We now hear that Captain Marvel 2's production may have run Disney some $275 million, including $220 million "net" (the part that came from the producer)--a hefty sum, and likely just the beginning where its expenses are concerned. Already $45 million more in current dollars than the first Captain Marvel at that stage of things, Disney's final expenditure on Captain Marvel (what we get counting distribution, promotion, participation, residuals, interest all the way through home entertainment), should we take the Deadline figures about the movie from back in 2020 at face value, came to a little over $450 million (an extra $275 million on top of the $175 million production cost).
Extrapolating from Disney's production cost, this would work out to some $560-$570 million for Captain Marvel 2.

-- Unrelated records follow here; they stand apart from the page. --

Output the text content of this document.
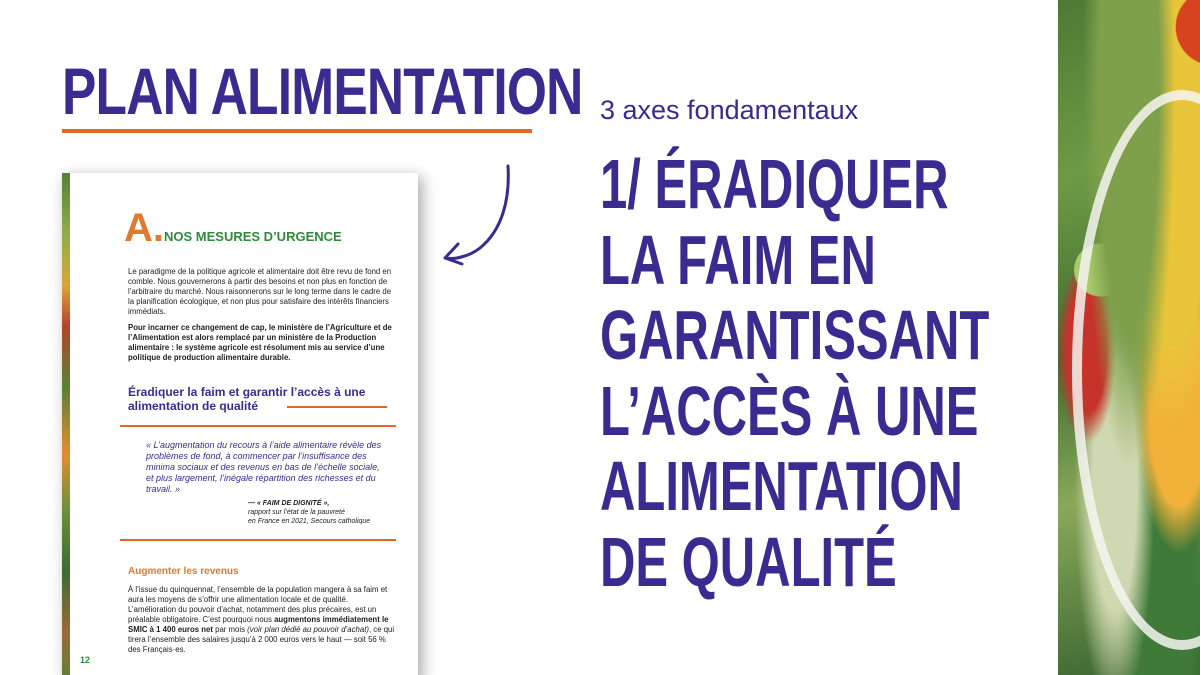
PLAN ALIMENTATION
A.NOS MESURES D’URGENCE

Le paradigme de la politique agricole et alimentaire doit être revu de fond en comble. Nous gouvernerons à partir des besoins et non plus en fonction de l’arbitraire du marché. Nous raisonnerons sur le long terme dans le cadre de la planification écologique, et non plus pour satisfaire des intérêts financiers immédiats.

Pour incarner ce changement de cap, le ministère de l’Agriculture et de l’Alimentation est alors remplacé par un ministère de la Production alimentaire : le système agricole est résolument mis au service d’une politique de production alimentaire durable.

Éradiquer la faim et garantir l’accès à une alimentation de qualité

« L’augmentation du recours à l’aide alimentaire révèle des problèmes de fond, à commencer par l’insuffisance des minima sociaux et des revenus en bas de l’échelle sociale, et plus largement, l’inégale répartition des richesses et du travail. »

— « FAIM DE DIGNITÉ »,
rapport sur l’état de la pauvreté
en France en 2021, Secours catholique
Augmenter les revenus

À l’issue du quinquennat, l’ensemble de la population mangera à sa faim et aura les moyens de s’offrir une alimentation locale et de qualité. L’amélioration du pouvoir d’achat, notamment des plus précaires, est un préalable obligatoire. C’est pourquoi nous augmentons immédiatement le SMIC à 1 400 euros net par mois (voir plan dédié au pouvoir d’achat), ce qui tirera l’ensemble des salaires jusqu’à 2 000 euros vers le haut — soit 56 % des Français·es.

12
3 axes fondamentaux
1/ ÉRADIQUER
LA FAIM EN
GARANTISSANT
L’ACCÈS À UNE
ALIMENTATION
DE QUALITÉ
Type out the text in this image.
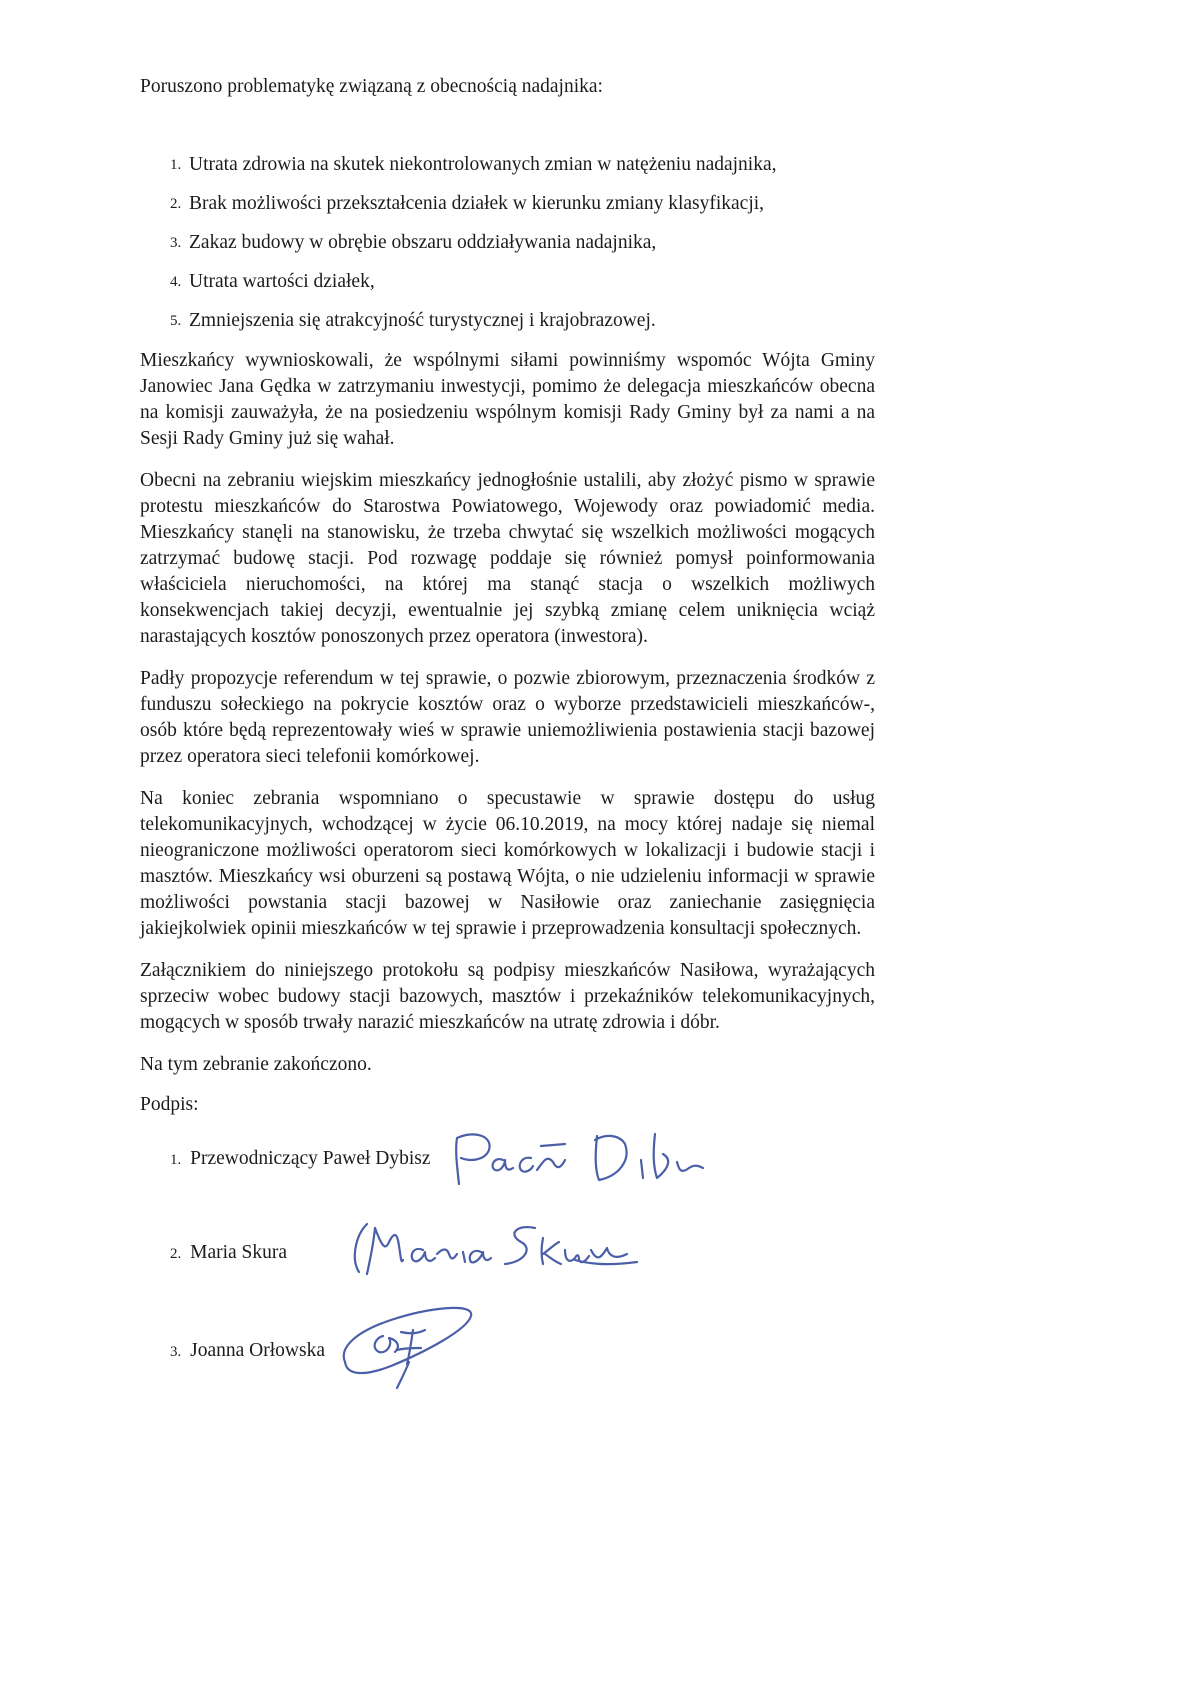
Poruszono problematykę związaną z obecnością nadajnika:

1. Utrata zdrowia na skutek niekontrolowanych zmian w natężeniu nadajnika,
2. Brak możliwości przekształcenia działek w kierunku zmiany klasyfikacji,
3. Zakaz budowy w obrębie obszaru oddziaływania nadajnika,
4. Utrata wartości działek,
5. Zmniejszenia się atrakcyjność turystycznej i krajobrazowej.

Mieszkańcy wywnioskowali, że wspólnymi siłami powinniśmy wspomóc Wójta Gminy Janowiec Jana Gędka w zatrzymaniu inwestycji, pomimo że delegacja mieszkańców obecna na komisji zauważyła, że na posiedzeniu wspólnym komisji Rady Gminy był za nami a na Sesji Rady Gminy już się wahał.

Obecni na zebraniu wiejskim mieszkańcy jednogłośnie ustalili, aby złożyć pismo w sprawie protestu mieszkańców do Starostwa Powiatowego, Wojewody oraz powiadomić media. Mieszkańcy stanęli na stanowisku, że trzeba chwytać się wszelkich możliwości mogących zatrzymać budowę stacji. Pod rozwagę poddaje się również pomysł poinformowania właściciela nieruchomości, na której ma stanąć stacja o wszelkich możliwych konsekwencjach takiej decyzji, ewentualnie jej szybką zmianę celem uniknięcia wciąż narastających kosztów ponoszonych przez operatora (inwestora).

Padły propozycje referendum w tej sprawie, o pozwie zbiorowym, przeznaczenia środków z funduszu sołeckiego na pokrycie kosztów oraz o wyborze przedstawicieli mieszkańców-, osób które będą reprezentowały wieś w sprawie uniemożliwienia postawienia stacji bazowej przez operatora sieci telefonii komórkowej.

Na koniec zebrania wspomniano o specustawie w sprawie dostępu do usług telekomunikacyjnych, wchodzącej w życie 06.10.2019, na mocy której nadaje się niemal nieograniczone możliwości operatorom sieci komórkowych w lokalizacji i budowie stacji i masztów. Mieszkańcy wsi oburzeni są postawą Wójta, o nie udzieleniu informacji w sprawie możliwości powstania stacji bazowej w Nasiłowie oraz zaniechanie zasięgnięcia jakiejkolwiek opinii mieszkańców w tej sprawie i przeprowadzenia konsultacji społecznych.

Załącznikiem do niniejszego protokołu są podpisy mieszkańców Nasiłowa, wyrażających sprzeciw wobec budowy stacji bazowych, masztów i przekaźników telekomunikacyjnych, mogących w sposób trwały narazić mieszkańców na utratę zdrowia i dóbr.

Na tym zebranie zakończono.

Podpis:

1. Przewodniczący Paweł Dybisz
2. Maria Skura
3. Joanna Orłowska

Going by what Deadline has reported about previous films of comparable scale and type, with $560 million spent Disney needs to make at least 55 percent of that sum theatrically--$300 million+--just to cover the rest of the outlay with earnings from streaming, home entertainment, etc.. With the film's backers keeping a bit less than half of the theatrical gross I would not expect the movie to break even much below $650 million grossed worldwide, assuming commensurately strong revenue from the post-theatrical income streams.
At the beginning of this past summer movie season it seemed to me that $700 million was the high end of what the movie could be expected to make--given how Marvel's sequels have underperformed relative to their predecessors, and given how the first Captain Marvel was something of a special event (among other things, coming out mere weeks before the mega-event that was Endgame), making it more likely to suffer the drop of a Black Panther sequel than a Guardians of the Galaxy sequel. Nothing I have seen so far has made me much more optimistic about the movie's earnings prospects. The result is that I can see the movie squeaking by in the most favorable scenario, but not much more (that $1 billion mark still likely to be well out of reach), with underperformance easily translating to losses--losses that, while unhappy for the studio, are unlikely to look very significant next to what it has suffered in the wake of Indiana Jones 5's ignominious reception.